I’ve been seeing it here and there — maybe even in these comments — that there are fewer Trump yard signs in evidence, and this is maybe a hopeful sign. I, too, have noticed this. There’s the guy across the street and a few others here and there, but definitely not as many as ’16 and even ’20. However, I don’t think this is good news. I think it’s a sign of trench warfare. I think we’re just exhausted. Why bother with a yard sign? Is it going to change any minds? I don’t think so.
That said, I impulsively stopped at the Grosse Pointe Dems storefront and picked up two Harris/Walz signs, one of which is in my yard. Gave the other to a friend. We’re hopeful.
But I’m mainly here to tell you that the social-media work I’m doing is eating my leg off, and it all comes to a climax this coming weekend, which is my way of saying this may be the last you hear from me until after Labor Day. The next few days will be action-packed. But I’ll have my laptop, and I’ll try.
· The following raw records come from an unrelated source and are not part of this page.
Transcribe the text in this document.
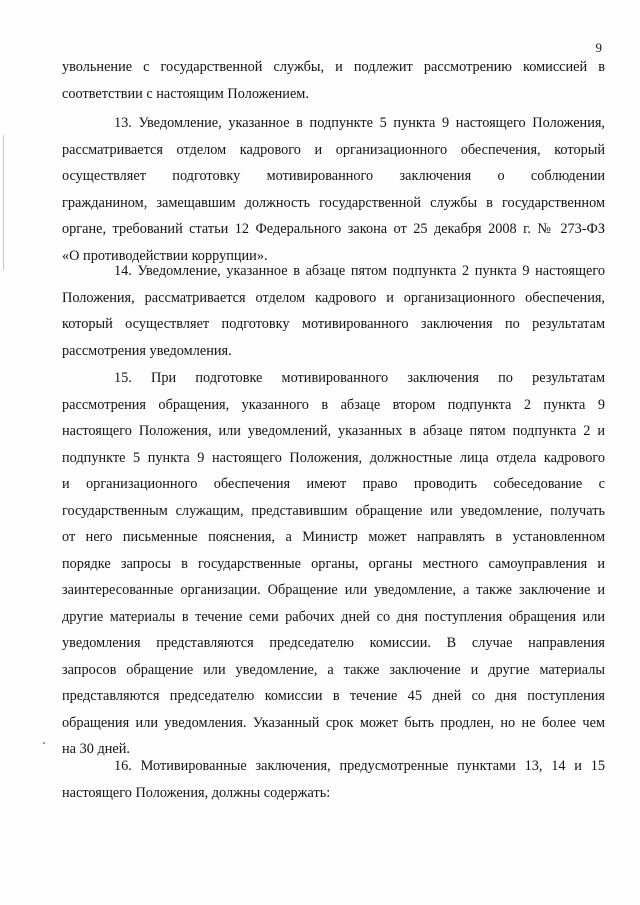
9
увольнение с государственной службы, и подлежит рассмотрению комиссией в
соответствии с настоящим Положением.
13. Уведомление, указанное в подпункте 5 пункта 9 настоящего Положения,
рассматривается отделом кадрового и организационного обеспечения, который
осуществляет подготовку мотивированного заключения о соблюдении
гражданином, замещавшим должность государственной службы в государственном
органе, требований статьи 12 Федерального закона от 25 декабря 2008 г. № 273-ФЗ
«О противодействии коррупции».
14. Уведомление, указанное в абзаце пятом подпункта 2 пункта 9 настоящего
Положения, рассматривается отделом кадрового и организационного обеспечения,
который осуществляет подготовку мотивированного заключения по результатам
рассмотрения уведомления.
15. При подготовке мотивированного заключения по результатам
рассмотрения обращения, указанного в абзаце втором подпункта 2 пункта 9
настоящего Положения, или уведомлений, указанных в абзаце пятом подпункта 2 и
подпункте 5 пункта 9 настоящего Положения, должностные лица отдела кадрового
и организационного обеспечения имеют право проводить собеседование с
государственным служащим, представившим обращение или уведомление, получать
от него письменные пояснения, а Министр может направлять в установленном
порядке запросы в государственные органы, органы местного самоуправления и
заинтересованные организации. Обращение или уведомление, а также заключение и
другие материалы в течение семи рабочих дней со дня поступления обращения или
уведомления представляются председателю комиссии. В случае направления
запросов обращение или уведомление, а также заключение и другие материалы
представляются председателю комиссии в течение 45 дней со дня поступления
обращения или уведомления. Указанный срок может быть продлен, но не более чем
на 30 дней.
16. Мотивированные заключения, предусмотренные пунктами 13, 14 и 15
настоящего Положения, должны содержать:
Today I mainly want to draw your attention to Neil Steinberg’s excellent blog on Robert Kennedy Jr., on the occasion of the utter rejection of all he claims to hold dear, and his willing embrace of Trump flunkydom.
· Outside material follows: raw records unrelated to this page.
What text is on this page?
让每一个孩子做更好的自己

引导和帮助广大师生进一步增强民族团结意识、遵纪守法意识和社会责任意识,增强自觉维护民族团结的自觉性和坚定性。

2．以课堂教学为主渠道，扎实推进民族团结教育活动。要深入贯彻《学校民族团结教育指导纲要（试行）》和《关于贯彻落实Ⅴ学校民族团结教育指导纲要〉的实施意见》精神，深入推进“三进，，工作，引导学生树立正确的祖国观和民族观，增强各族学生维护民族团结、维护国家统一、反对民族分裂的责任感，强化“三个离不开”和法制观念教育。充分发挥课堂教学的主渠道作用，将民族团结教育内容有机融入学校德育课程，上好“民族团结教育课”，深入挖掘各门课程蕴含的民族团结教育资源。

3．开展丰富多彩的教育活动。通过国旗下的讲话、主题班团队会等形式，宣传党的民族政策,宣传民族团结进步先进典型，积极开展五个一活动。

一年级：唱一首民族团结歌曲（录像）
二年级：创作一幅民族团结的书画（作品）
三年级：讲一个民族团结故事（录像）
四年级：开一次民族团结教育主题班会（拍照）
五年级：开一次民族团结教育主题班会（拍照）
None of it is news at this point, but this was a sharp observation, I thought:
RFK Jr.’s story is not at its end, unfortunately, but now continues, to a fresh hell, the humiliation of being a Trump acolyte. Take a glance at a piece I wrote in 2016, “Chris Christie in rags” about the “stunned, miserable stare” on Christie’s face when he found himself standing in Trump’s rogue’s gallery of supporters, just another supernumerary to the Great Cheetoh God, hoping to huff a contact high of ego and power. The former governor of New Jersey later tried to reinvent himself as a person with a functional conscience, and speak out against Trump. Too little, too late. Or as I sometimes will write a reader: a person who thinks that Donald Trump is a good idea for this country can’t really expect anyone to care what he thinks about anything else. It’s the same reason you don’t ask homeless people for stock tips. I wonder as RFK slides deeper into the Trumpian netherworld whether it will ever occur to him that he had done this to himself.
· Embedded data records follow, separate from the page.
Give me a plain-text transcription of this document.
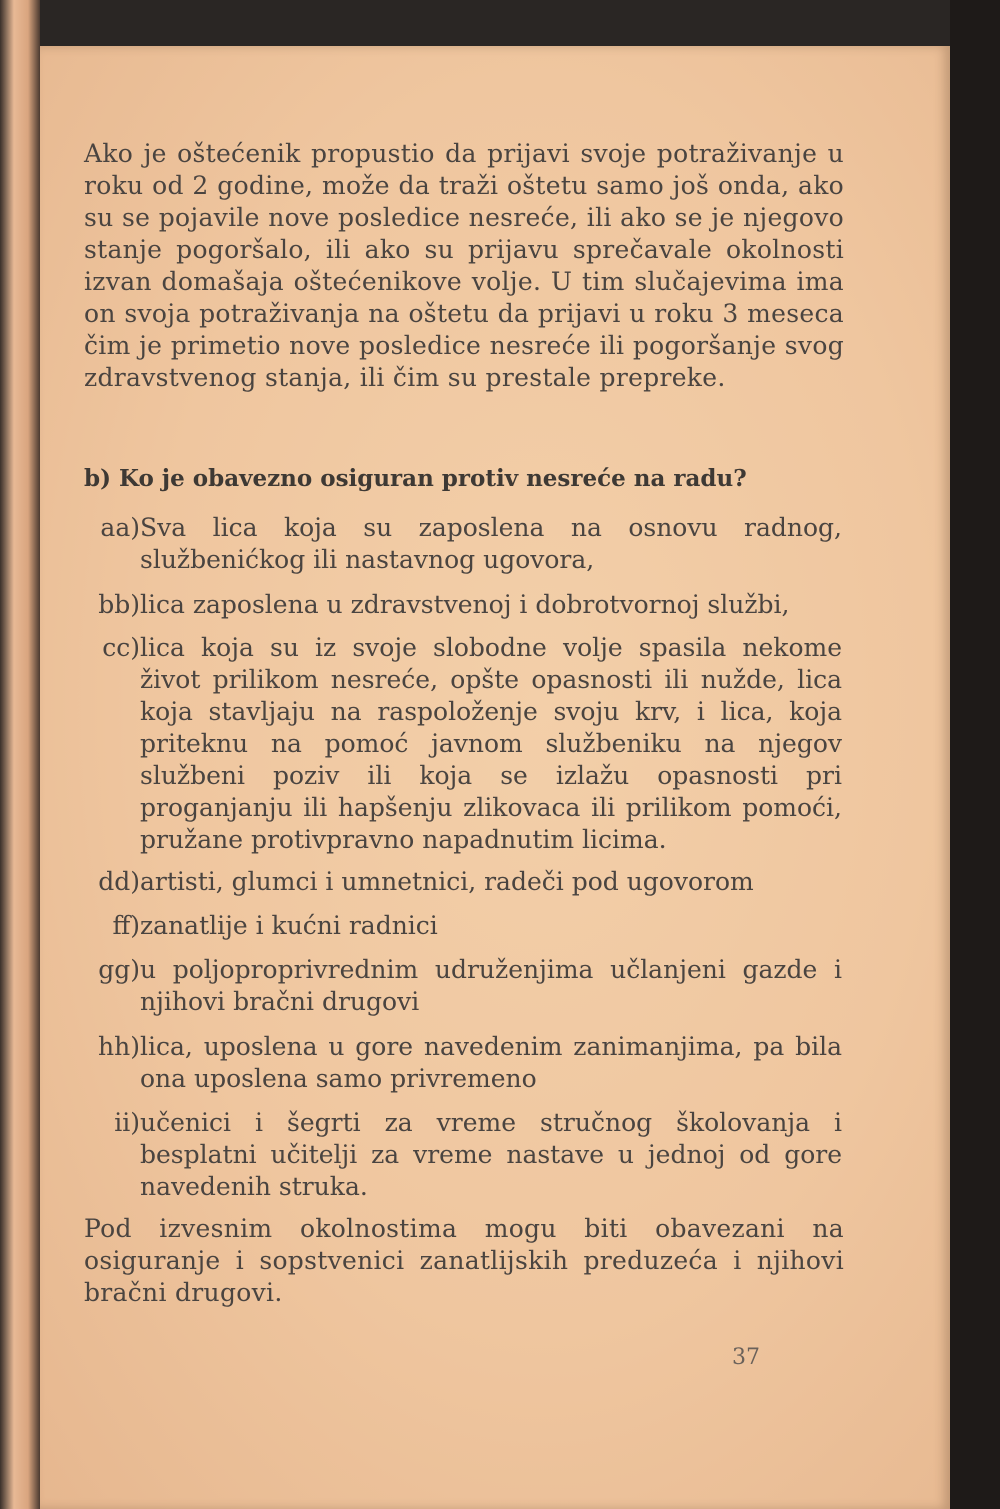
Ako je oštećenik propustio da prijavi svoje potraživanje u roku od 2 godine, može da traži oštetu samo još onda, ako su se pojavile nove posledice nesreće, ili ako se je njegovo stanje pogoršalo, ili ako su prijavu sprečavale okolnosti izvan domašaja oštećenikove volje. U tim slučajevima ima on svoja potraživanja na oštetu da prijavi u roku 3 meseca čim je primetio nove posledice nesreće ili pogoršanje svog zdravstvenog stanja, ili čim su prestale prepreke.

b) Ko je obavezno osiguran protiv nesreće na radu?
aa) Sva lica koja su zaposlena na osnovu radnog, službenićkog ili nastavnog ugovora,
bb) lica zaposlena u zdravstvenoj i dobrotvornoj službi,
cc) lica koja su iz svoje slobodne volje spasila nekome život prilikom nesreće, opšte opasnosti ili nužde, lica koja stavljaju na raspoloženje svoju krv, i lica, koja priteknu na pomoć javnom službeniku na njegov službeni poziv ili koja se izlažu opasnosti pri proganjanju ili hapšenju zlikovaca ili prilikom pomoći, pružane protivpravno napadnutim licima.
dd) artisti, glumci i umnetnici, radeči pod ugovorom
ff) zanatlije i kućni radnici
gg) u poljoproprivrednim udruženjima učlanjeni gazde i njihovi bračni drugovi
hh) lica, uposlena u gore navedenim zanimanjima, pa bila ona uposlena samo privremeno
ii) učenici i šegrti za vreme stručnog školovanja i besplatni učitelji za vreme nastave u jednoj od gore navedenih struka.

Pod izvesnim okolnostima mogu biti obavezani na osiguranje i sopstvenici zanatlijskih preduzeća i njihovi bračni drugovi.

37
It’s sorta breathtaking, in a way: An environmental lawyer has now allied with a man for whom the environment is a golf course. A vaccine opponent who’s now in the pocket of the man who, in his one decent act as president (although a no-brainer), fast-tracked the Covid jab. And I keep thinking about RFK’s voice, his spasmodic dysphonia, which he is said to believe was the result of a flu shot, and refuses to treat. I hadn’t heard him speak in a while, and on Friday, I was struck by how difficult he is to understand. The condition is treatable, with Botox shots to the larynx, but he refuses to get them. And now he’s hoping for a high-level position in the second Trump administration — Trump, a man who picks his inner circle on the basis of how they look, and was said to be repulsed by Nikki Haley’s slight skin discoloration. You just know he’s imitating his new supporter the minute Sad Bobby leaves earshot.
But you know what? It couldn’t happen to a nicer guy. So the hell with him.
Now it’s back to the video-editing mangle with me, and I wish you a pleasant unofficial last week of summer. We’ll see if my yard sign gets stolen.